A discussão sobre a possível venda de 55% das ações que ainda pertentecem ao município, na telefonia celular, intensificou desde que Nedson assumiu a administração, no dia 1º.
‘‘Para enfrentar a concorrência precisaríamos de aporte de capital que o município não pode fazer. E tem mais um agravante: a privatização da Copel (detentora de 45% das ações). Quem comprar a estatal pode querer continuar a ser proprietária da telefônica ou não. Ela pode até vender para uma concorrente nossa’’, observou.
Apesar do cenário pessimista, Nedson não admite que a intenção de vender as ações da empresa esteja definida. Pelo contrário: ele diz que a ‘‘vontade política’’ é manter a Sercomtel Celular como uma empresa pública municipal. ‘‘Mas tenho responsabilidade sobre esse patrimônio e não posso deixar que ele se desvalorize’’, destacou – lembrando que avaliação recente indicou que a empresa vale US$ 100 milhões.

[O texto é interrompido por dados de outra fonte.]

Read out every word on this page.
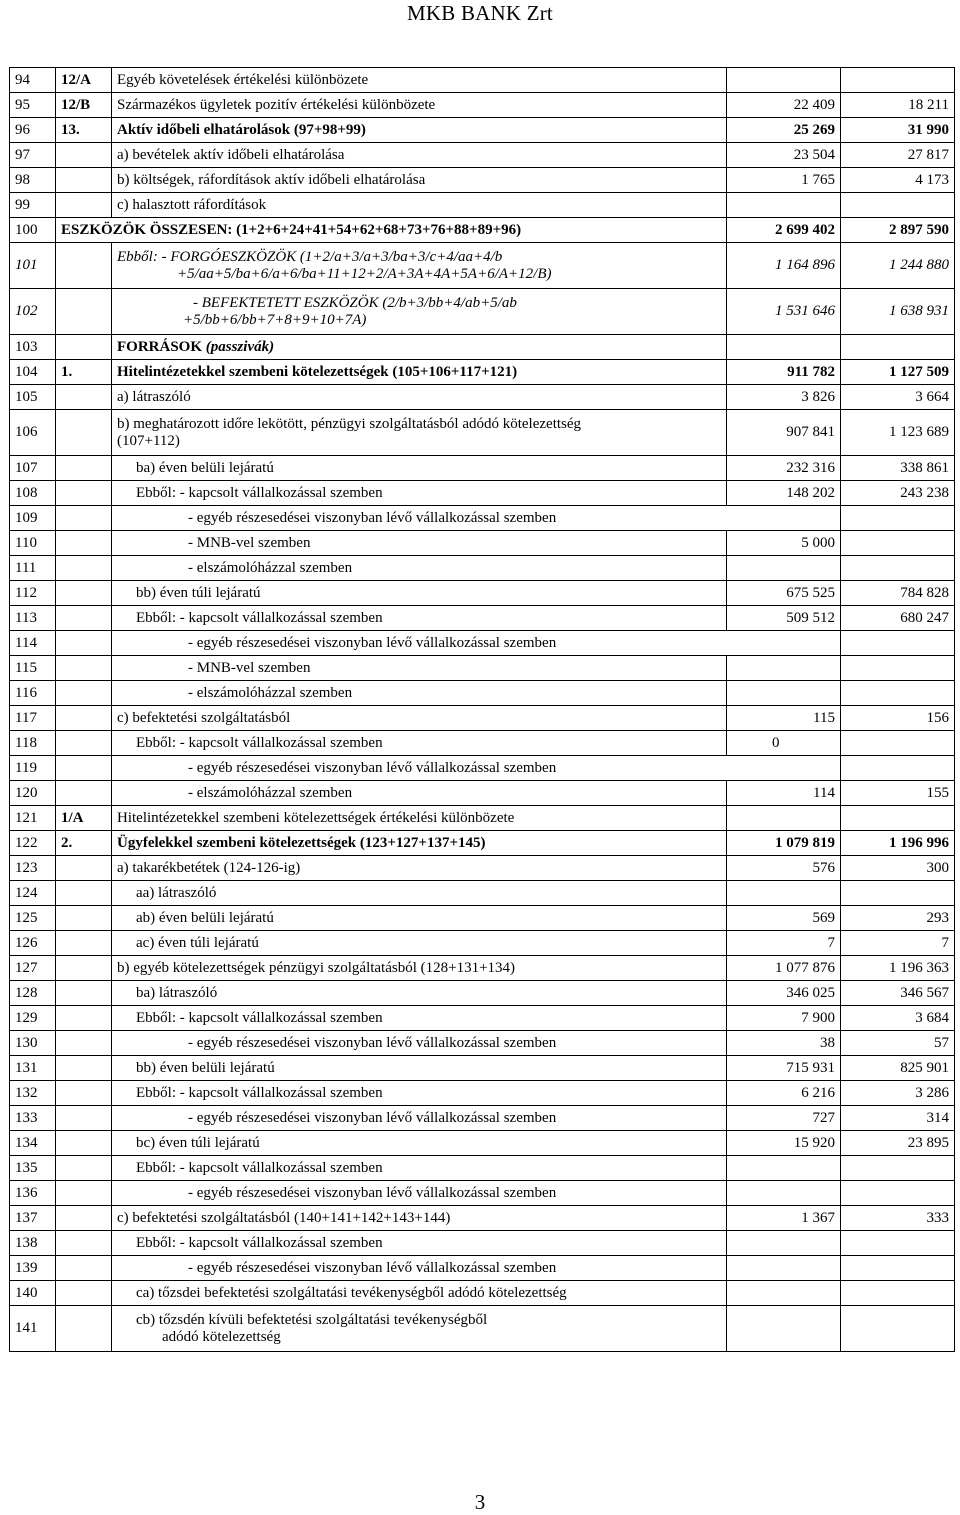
MKB BANK Zrt
94	12/A	Egyéb követelések értékelési különbözete		
95	12/B	Származékos ügyletek pozitív értékelési különbözete	22 409	18 211
96	13.	Aktív időbeli elhatárolások (97+98+99)	25 269	31 990
97		a) bevételek aktív időbeli elhatárolása	23 504	27 817
98		b) költségek, ráfordítások aktív időbeli elhatárolása	1 765	4 173
99		c) halasztott ráfordítások		
100	ESZKÖZÖK ÖSSZESEN: (1+2+6+24+41+54+62+68+73+76+88+89+96)		2 699 402	2 897 590
101		Ebből: - FORGÓESZKÖZÖK (1+2/a+3/a+3/ba+3/c+4/aa+4/b
+5/aa+5/ba+6/a+6/ba+11+12+2/A+3A+4A+5A+6/A+12/B)	1 164 896	1 244 880
102		- BEFEKTETETT ESZKÖZÖK (2/b+3/bb+4/ab+5/ab
+5/bb+6/bb+7+8+9+10+7A)	1 531 646	1 638 931
103		FORRÁSOK (passzivák)		
104	1.	Hitelintézetekkel szembeni kötelezettségek (105+106+117+121)	911 782	1 127 509
105		a) látraszóló	3 826	3 664
106		b) meghatározott időre lekötött, pénzügyi szolgáltatásból adódó kötelezettség
(107+112)	907 841	1 123 689
107		ba) éven belüli lejáratú	232 316	338 861
108		Ebből: - kapcsolt vállalkozással szemben	148 202	243 238
109		- egyéb részesedései viszonyban lévő vállalkozással szemben		
110		- MNB-vel szemben	5 000	
111		- elszámolóházzal szemben		
112		bb) éven túli lejáratú	675 525	784 828
113		Ebből: - kapcsolt vállalkozással szemben	509 512	680 247
114		- egyéb részesedései viszonyban lévő vállalkozással szemben		
115		- MNB-vel szemben		
116		- elszámolóházzal szemben		
117		c) befektetési szolgáltatásból	115	156
118		Ebből: - kapcsolt vállalkozással szemben	0	
119		- egyéb részesedései viszonyban lévő vállalkozással szemben		
120		- elszámolóházzal szemben	114	155
121	1/A	Hitelintézetekkel szembeni kötelezettségek értékelési különbözete		
122	2.	Ügyfelekkel szembeni kötelezettségek (123+127+137+145)	1 079 819	1 196 996
123		a) takarékbetétek (124-126-ig)	576	300
124		aa) látraszóló		
125		ab) éven belüli lejáratú	569	293
126		ac) éven túli lejáratú	7	7
127		b) egyéb kötelezettségek pénzügyi szolgáltatásból (128+131+134)	1 077 876	1 196 363
128		ba) látraszóló	346 025	346 567
129		Ebből: - kapcsolt vállalkozással szemben	7 900	3 684
130		- egyéb részesedései viszonyban lévő vállalkozással szemben	38	57
131		bb) éven belüli lejáratú	715 931	825 901
132		Ebből: - kapcsolt vállalkozással szemben	6 216	3 286
133		- egyéb részesedései viszonyban lévő vállalkozással szemben	727	314
134		bc) éven túli lejáratú	15 920	23 895
135		Ebből: - kapcsolt vállalkozással szemben		
136		- egyéb részesedései viszonyban lévő vállalkozással szemben		
137		c) befektetési szolgáltatásból (140+141+142+143+144)	1 367	333
138		Ebből: - kapcsolt vállalkozással szemben		
139		- egyéb részesedései viszonyban lévő vállalkozással szemben		
140		ca) tőzsdei befektetési szolgáltatási tevékenységből adódó kötelezettség		
141		cb) tőzsdén kívüli befektetési szolgáltatási tevékenységből
adódó kötelezettség		

3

Antes de decidir sobre a venda ou não das ações da telefônica, no setor móvel, o prefeito reafirmou que pretende fazer uma ampla discussão com a sociedade. ‘‘Quero fazer debate aberto, com todas as cartas na mesa, para ter segurança da decisão tomada’’, destacou. Já em relação à telefonia fixa, a intenção da Prefeitura de Londrina é manter o controle acionário da Sercomtel.